Nella nostra regione, così come in gran parte d’Italia, la responsabilità dei disagi, dei danni, della melma e del fango che mettono a repentaglio vite umane e mettono a rischio case e strade, va ricercato soprattutto in anni di malgoverno, nell’assenza di controlli, nella mancanza di una politica di prevenzione e monitoraggio del territorio, nella devastazione e cementificazione di vastissime aree – dice Giancarlo Chiavazzo, responsabile scientifico Legambiente Campania – La gestione accurata e sistematica del territorio e la formazione e informazione ai cittadini sui comportamenti da tenere in caso di frane e alluvioni, devono essere una priorità politica. Piuttosto che rassegnarsi alle tragedie annunciate – prosegue Chiavazzo – serve dunque muoversi su due fronti. Il primo, di tipo immateriale con efficacia immediata, a costi sostenibili e attuabile in tutte le aree a rischio, in grado di far salve le vite umane, consistente nella messa a regime di sistemi di previsione, allerta e allontanamento, attraverso presidi territoriali, piani di prevenzione, informazione/addestramento delle comunità coinvolte. Il secondo, di tipo strutturale con efficacia nel medio-lungo termine, con costi da programmare nel tempo, a valle di una seria pianificazione, prevedendo prioritariamente la delocalizzazione delle strutture a rischio”. 

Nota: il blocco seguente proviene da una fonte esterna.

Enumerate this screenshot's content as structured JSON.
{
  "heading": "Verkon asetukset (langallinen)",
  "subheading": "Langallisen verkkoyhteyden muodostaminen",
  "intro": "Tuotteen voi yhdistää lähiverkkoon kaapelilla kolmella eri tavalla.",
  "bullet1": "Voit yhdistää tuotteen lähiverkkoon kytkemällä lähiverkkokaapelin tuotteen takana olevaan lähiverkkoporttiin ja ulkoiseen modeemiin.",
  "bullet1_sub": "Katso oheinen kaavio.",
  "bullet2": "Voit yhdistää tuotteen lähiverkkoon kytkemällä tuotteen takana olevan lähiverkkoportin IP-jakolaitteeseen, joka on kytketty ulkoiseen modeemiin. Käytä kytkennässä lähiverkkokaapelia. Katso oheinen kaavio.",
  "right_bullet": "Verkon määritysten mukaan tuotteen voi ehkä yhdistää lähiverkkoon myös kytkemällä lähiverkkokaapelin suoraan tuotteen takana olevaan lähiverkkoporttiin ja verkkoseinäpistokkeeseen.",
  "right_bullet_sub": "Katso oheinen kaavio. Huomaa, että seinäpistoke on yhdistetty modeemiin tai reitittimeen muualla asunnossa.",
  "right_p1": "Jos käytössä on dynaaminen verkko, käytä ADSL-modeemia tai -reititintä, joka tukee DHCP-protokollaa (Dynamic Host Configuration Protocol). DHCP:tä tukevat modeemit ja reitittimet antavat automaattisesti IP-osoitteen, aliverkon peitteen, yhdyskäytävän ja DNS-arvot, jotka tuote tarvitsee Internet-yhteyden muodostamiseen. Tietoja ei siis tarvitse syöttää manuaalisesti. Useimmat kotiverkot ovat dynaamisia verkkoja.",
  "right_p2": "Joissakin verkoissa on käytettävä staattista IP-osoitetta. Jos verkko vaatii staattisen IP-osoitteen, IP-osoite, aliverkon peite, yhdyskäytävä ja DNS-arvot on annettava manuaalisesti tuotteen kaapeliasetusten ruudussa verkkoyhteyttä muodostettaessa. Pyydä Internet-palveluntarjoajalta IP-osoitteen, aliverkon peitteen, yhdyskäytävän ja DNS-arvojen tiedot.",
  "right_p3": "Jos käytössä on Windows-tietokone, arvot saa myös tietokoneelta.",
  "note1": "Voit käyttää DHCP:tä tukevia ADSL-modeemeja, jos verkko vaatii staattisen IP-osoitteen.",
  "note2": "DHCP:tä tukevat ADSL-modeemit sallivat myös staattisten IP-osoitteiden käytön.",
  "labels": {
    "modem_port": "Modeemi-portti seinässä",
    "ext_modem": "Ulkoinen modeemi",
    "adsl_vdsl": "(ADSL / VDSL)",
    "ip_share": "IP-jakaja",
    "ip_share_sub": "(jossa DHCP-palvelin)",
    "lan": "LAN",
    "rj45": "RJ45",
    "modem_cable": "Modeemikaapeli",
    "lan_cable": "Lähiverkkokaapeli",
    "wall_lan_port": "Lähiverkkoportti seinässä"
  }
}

Nell’indagine di Legambiente si legge che il 54% dei comuni intervistati ha dichiarato di svolgere regolarmente un’attività di manutenzione ordinaria delle sponde dei corsi d’acqua e delle opere di difesa idraulica; nel 61% dei comuni campione sono state realizzate opere di mitigazione del rischio. Nel 30% dei Comuni che hanno partecipato all’indagine sono presenti e attivi sistemi di monitoraggio finalizzati all’allerta in caso di pericolo. Il 56% dei Comuni riferisce di aver recepito il sistema di allertamento regionale. Soltanto il 31% ha affermato di aver organizzato iniziative dedicate all’informazione dei cittadini, e solo il 15% di aver realizzato esercitazioni per testare l’efficienza del sistema locale di protezione civile.